Fantasma da Solidão
Hoje eu não vi o meu fantasma da solidão; aquele que me acompanha para me dar o suporte de um peso que carrego sem perceber e ao mesmo tempo reclamo dele.
Hoje não o envolvi nas minhas declarações ameaçadoras, nem o afoguei nas minhas mágoas poéticas, apesar de que, quando eu não o faço, ele sempre faz por mim, involuntariamente.
O meu fantasma manteve-se oculto hoje e não veio participar das minhas menções degradadas sobre mim mesmo, não me deixou a mercê da negatividade e nem se estendeu em permanecer por perto. Talvez ele precisasse de um descanso, tanto quanto eu preciso. Cuidar de mim cansa... Eu que o diga!
Hoje, dia tão igual quanto todos os outros, o meu fantasma da solidão não me deu margens para enraizar-me no meu discurso de sempre: vitimado, pessimista, retrógrado, problemático. Deixou-me livre e saiu-se livre de mim por algumas horas, durante as quais não me senti eu, como o sou geralmente. Senti-me outro, não mais leve nem mais sereno, tampouco mais angelical (faz muito tempo que não tenho mais motivos para sentir-me angelical), apenas senti-me inerte (mais que o normal); hoje eu não tive os instantes de pálida reflexão sobre o meu dia, as pessoas que dele participam e as cenas prováveis ou improváveis, como costumeiro.
Hoje não me foi possível tornar-me algo diferente, como também é do meu costume, para tentar apagar os traumas do julgamento prévio sobre o que não sou. Não pude ser como a cobra, quieta e calma enquanto não-ameaçada, nem pude ser o crocodilo, que ataca quando tem fome ou quando tem raiva.
Eu sobrevivi hoje, definitivamente, sem a ajuda do meu fantasma, ele não apareceu.

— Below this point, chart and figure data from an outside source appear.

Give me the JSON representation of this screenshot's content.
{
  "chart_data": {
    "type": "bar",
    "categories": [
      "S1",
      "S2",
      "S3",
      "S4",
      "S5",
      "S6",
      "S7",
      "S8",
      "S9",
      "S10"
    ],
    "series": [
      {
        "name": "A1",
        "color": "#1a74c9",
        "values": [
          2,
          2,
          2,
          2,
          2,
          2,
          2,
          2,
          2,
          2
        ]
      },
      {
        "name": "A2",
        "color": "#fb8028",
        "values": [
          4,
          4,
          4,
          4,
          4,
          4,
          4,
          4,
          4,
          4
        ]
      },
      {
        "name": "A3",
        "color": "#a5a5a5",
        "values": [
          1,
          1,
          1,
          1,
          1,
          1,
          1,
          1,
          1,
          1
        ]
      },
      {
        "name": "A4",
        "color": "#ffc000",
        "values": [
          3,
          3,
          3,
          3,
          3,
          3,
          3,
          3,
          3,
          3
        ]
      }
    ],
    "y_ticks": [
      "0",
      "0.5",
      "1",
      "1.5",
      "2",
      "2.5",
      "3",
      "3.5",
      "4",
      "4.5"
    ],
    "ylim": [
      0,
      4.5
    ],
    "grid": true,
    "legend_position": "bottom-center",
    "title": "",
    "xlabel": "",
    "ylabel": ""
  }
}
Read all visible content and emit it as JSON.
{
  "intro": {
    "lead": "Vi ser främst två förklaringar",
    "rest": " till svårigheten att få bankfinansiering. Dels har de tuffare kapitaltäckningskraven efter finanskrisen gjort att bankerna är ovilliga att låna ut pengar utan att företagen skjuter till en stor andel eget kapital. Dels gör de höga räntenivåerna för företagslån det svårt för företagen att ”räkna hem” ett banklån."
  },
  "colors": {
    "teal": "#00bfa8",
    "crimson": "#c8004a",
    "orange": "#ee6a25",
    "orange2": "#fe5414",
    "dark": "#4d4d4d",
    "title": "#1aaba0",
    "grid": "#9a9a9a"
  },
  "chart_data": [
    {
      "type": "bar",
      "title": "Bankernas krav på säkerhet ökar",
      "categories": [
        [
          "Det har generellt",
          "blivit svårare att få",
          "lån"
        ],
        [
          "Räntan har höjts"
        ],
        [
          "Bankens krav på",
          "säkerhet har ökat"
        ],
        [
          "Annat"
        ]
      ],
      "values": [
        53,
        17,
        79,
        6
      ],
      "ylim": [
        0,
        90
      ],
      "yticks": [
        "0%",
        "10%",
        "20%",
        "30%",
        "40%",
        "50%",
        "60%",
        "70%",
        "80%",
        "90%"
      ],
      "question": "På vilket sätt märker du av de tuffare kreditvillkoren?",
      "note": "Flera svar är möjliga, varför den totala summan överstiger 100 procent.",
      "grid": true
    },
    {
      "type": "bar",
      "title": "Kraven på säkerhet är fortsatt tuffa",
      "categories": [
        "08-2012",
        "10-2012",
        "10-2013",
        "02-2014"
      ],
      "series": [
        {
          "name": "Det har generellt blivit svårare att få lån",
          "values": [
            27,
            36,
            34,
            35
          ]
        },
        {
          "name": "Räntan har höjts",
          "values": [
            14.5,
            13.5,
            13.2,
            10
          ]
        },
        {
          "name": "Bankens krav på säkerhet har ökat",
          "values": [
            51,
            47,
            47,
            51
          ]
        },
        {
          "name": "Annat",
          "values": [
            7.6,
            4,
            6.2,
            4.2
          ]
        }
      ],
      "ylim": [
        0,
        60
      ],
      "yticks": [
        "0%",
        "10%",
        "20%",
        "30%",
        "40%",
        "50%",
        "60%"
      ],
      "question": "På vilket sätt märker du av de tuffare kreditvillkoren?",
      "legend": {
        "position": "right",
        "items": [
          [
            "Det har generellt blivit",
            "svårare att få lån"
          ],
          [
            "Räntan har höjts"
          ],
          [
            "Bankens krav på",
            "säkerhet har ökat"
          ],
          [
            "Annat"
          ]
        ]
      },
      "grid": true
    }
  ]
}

Ele é quem me faz companhia, é meu amigo nas piores horas, está comigo nas etapas mais introspectivas, nas viagens desérticas que faço; minha música, minha dança, minha poesia, tudo ele é. O motivo que me faz sorrir de verdade, chorar de verdade, sentir saudade, frio, calor, ódio, paixão ou amor... Ele me faz sentir tantas coisas! Conversar com ele, como faço agora, é uma terapia para mim, pois sem ele já teria enlouquecido. Jamais teria avançado; fui criado para sentir-me sempre mais confortável abaixo das “asas protetoras” da mamãe. Ele, com toda graça e sutileza é que me induz a comer e beber, a dormir e a acordar.
Esse fantasma suntuoso, cuja razão de existir está centrada unicamente na minha existência (pois sem mim, ele também não se sentiria útil), é quem me inspira para compor belos versos que se transformam em canção, que me possibilita entrar no mundo dele e tirar de lá as coisas mais profundas e proveitosas para que eu possa apresentá-las ao mundo de maneira sincretista, mesclando por diversas vezes, o que é dele com o que é meu. Não preciso deixar espaço para que o conheçam.
Mas hoje, ele não apareceu.
É só uma citação, é a primeira vez que isso acontece; estranho, justo eu, consegui viver um dia da minha vida sem o guindaste do meu ânimo, sem o elevador de minhas razões para fazer algo... Talvez seja possível mesmo que eu tenha uma vida própria, com desejos, ansiedades, utopias, sem a prisão á algo ou alguém que me guie e faça-se modelo para que eu siga. Acho que começo agora o longo procedimento de conhecer uma nova fase da minha vida: a existência do EU: esse EU que até agora não consegue sequer escolher um belo par de sapatos sozinho.
Agora, neste minuto poético, ele está aqui comigo, vendo tudo, lendo tudo, escrevendo junto comigo; será, no entanto que estará comigo daqui a algumas horas, quando eu sair do sono e do sonho e vier novamente para esta coisa amarga, dolorida, filosoficamente chata e estressante, chamada Vida Real? Estarei sozinho novamente para tentar enxergar as possibilidades de vida agradável, frutífera e proveitosa, sem patrocínios?